Accueil > Textes > Vie quotidienne > Sommeil, repos > Le moment étrange
Le lever peut être individualisé en centre de vacances. De même, la préparation au coucher, transition nécessaire entre les intérêts de la journée et le coucher, appartient à l’intimité de chacun.
Dans la salle d’activité des grands, trois enfants et un animateur jouent à la bataille, deux autres un peu plus loin disputent une partie de Monopoly, bref, les jeux de société font le bonheur de quelques enfants.
Des douches, juste à côté, on entend des garçons qui font un concours de bonhomme de mousse. Un peu plus haut à l’étage, dans une chambre, des enfants sont assis autour d’une animatrice. Ils écoutent attentivement une histoire de petite fille enlevée par une sorcière avide de beauté et de jeunesse.
Des chuchotements s’échappent d’une autre chambre : deux filles se racontent leurs petites histoires de garçons tout en écrivant une lettre à leurs parents.
D’une chambre au fond du couloir, s’échappe un léger filet de lumière. En entrouvrant un peu plus la porte, on peut apercevoir un garçon tenant maladroitement un livre dans une main et sa lampe de poche dans l’autre. Il tente tant bien que mal de lire son histoire, soucieux de ne pas réveiller le copain, qui, enfoui sous la couette, dort.
Les garçons, propres comme des sous neufs, remontent de la douche, et étendent calmement leurs serviettes de bain tandis que l’animateur ramasse la corbeille de linge sale qu’il descendra plus tard. Par la fenêtre, on peut distinguer des lumières qui dansent, c’est un petit groupe d’enfants et deux animateurs qui reviennent doucement d’une promenade dans le bois.

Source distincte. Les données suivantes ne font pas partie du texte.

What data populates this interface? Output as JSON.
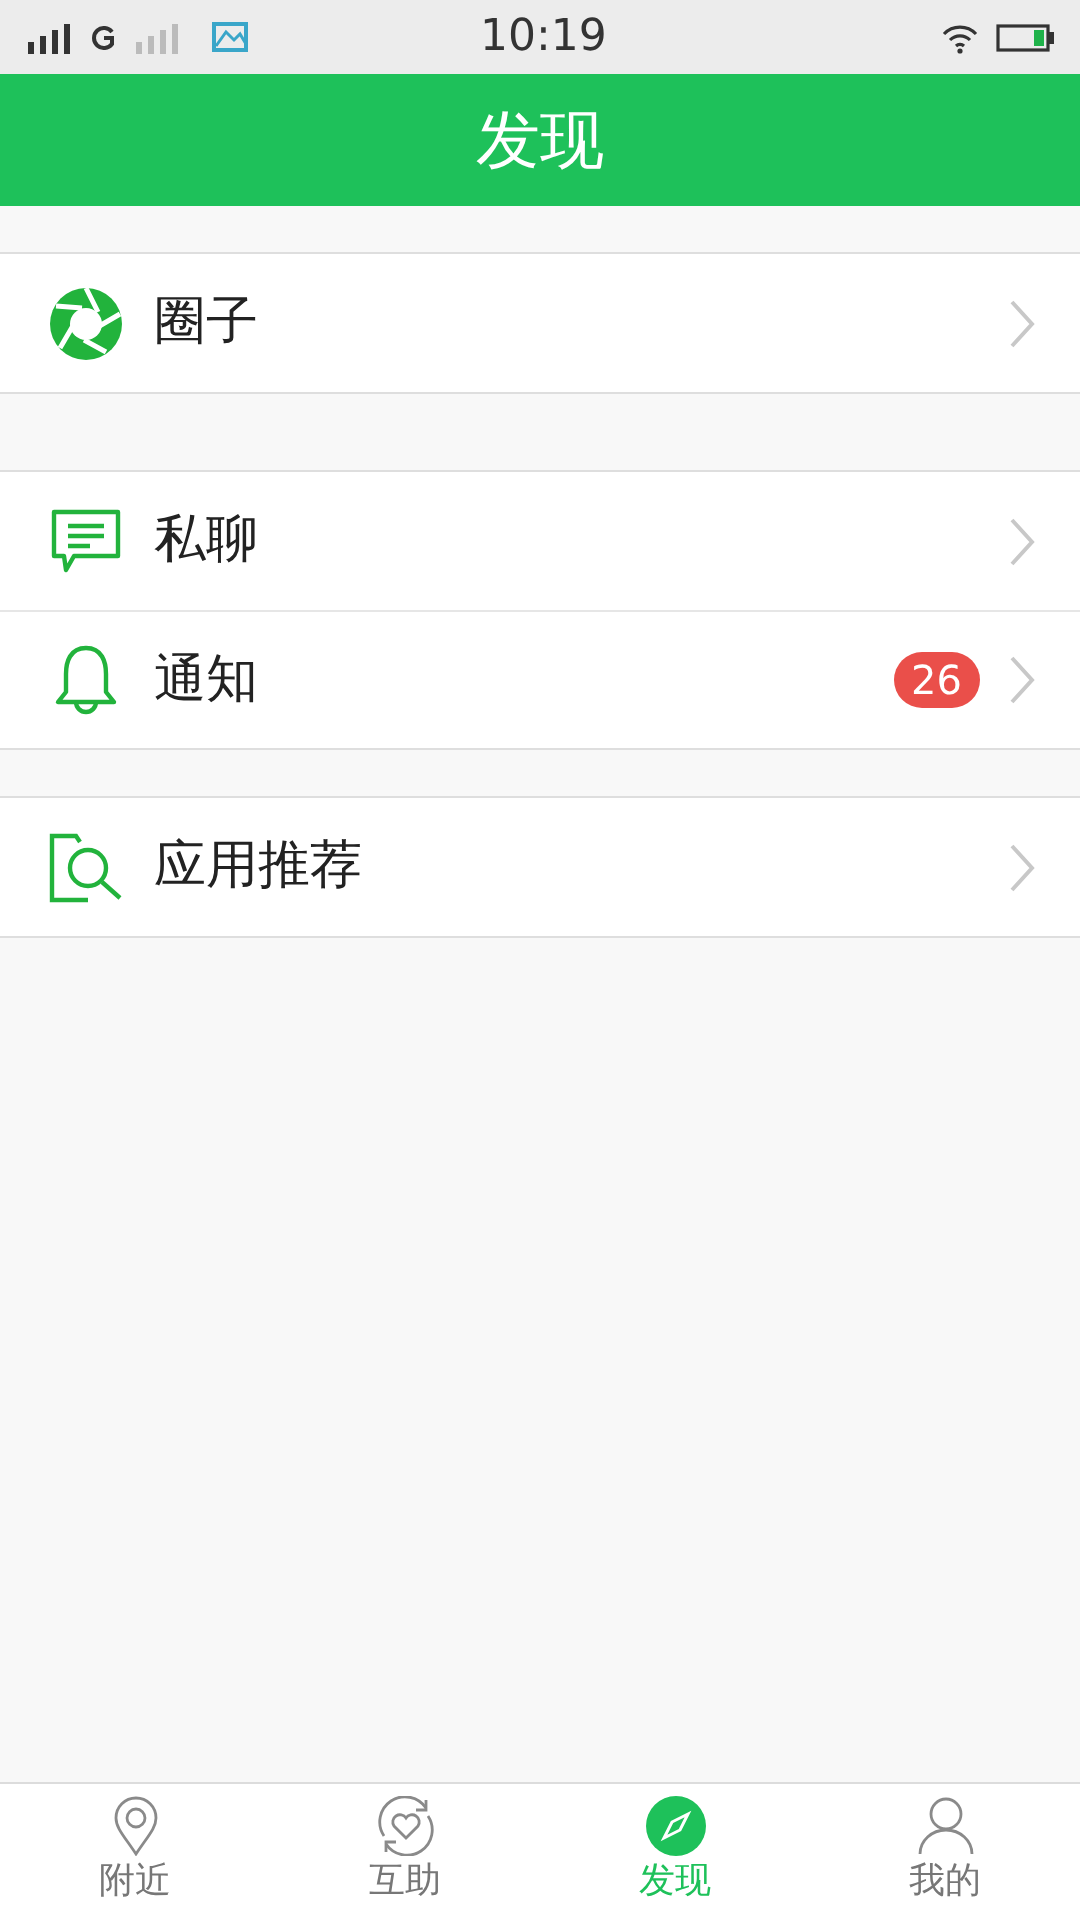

Il est environ 21h30. Dans une petite demi-heure, tous les enfants seront couchés et la lumière éteinte. La fin de la journée se déroule ainsi depuis une semaine, dans le chalet, des quelques trente enfants de 10 à 12 ans, à l’écart des autres groupes.
Pour nous, elle n’est pas synonyme de grand groupe et de jeux bruyants ou de chasse au dahu, mais plutôt un passage en douceur au coucher, avec le souci d’un retour au calme. C’est sur ces bases-là que nous avons mis en place ce type de veillée qui facilite l’installation d’un coucher individualisé.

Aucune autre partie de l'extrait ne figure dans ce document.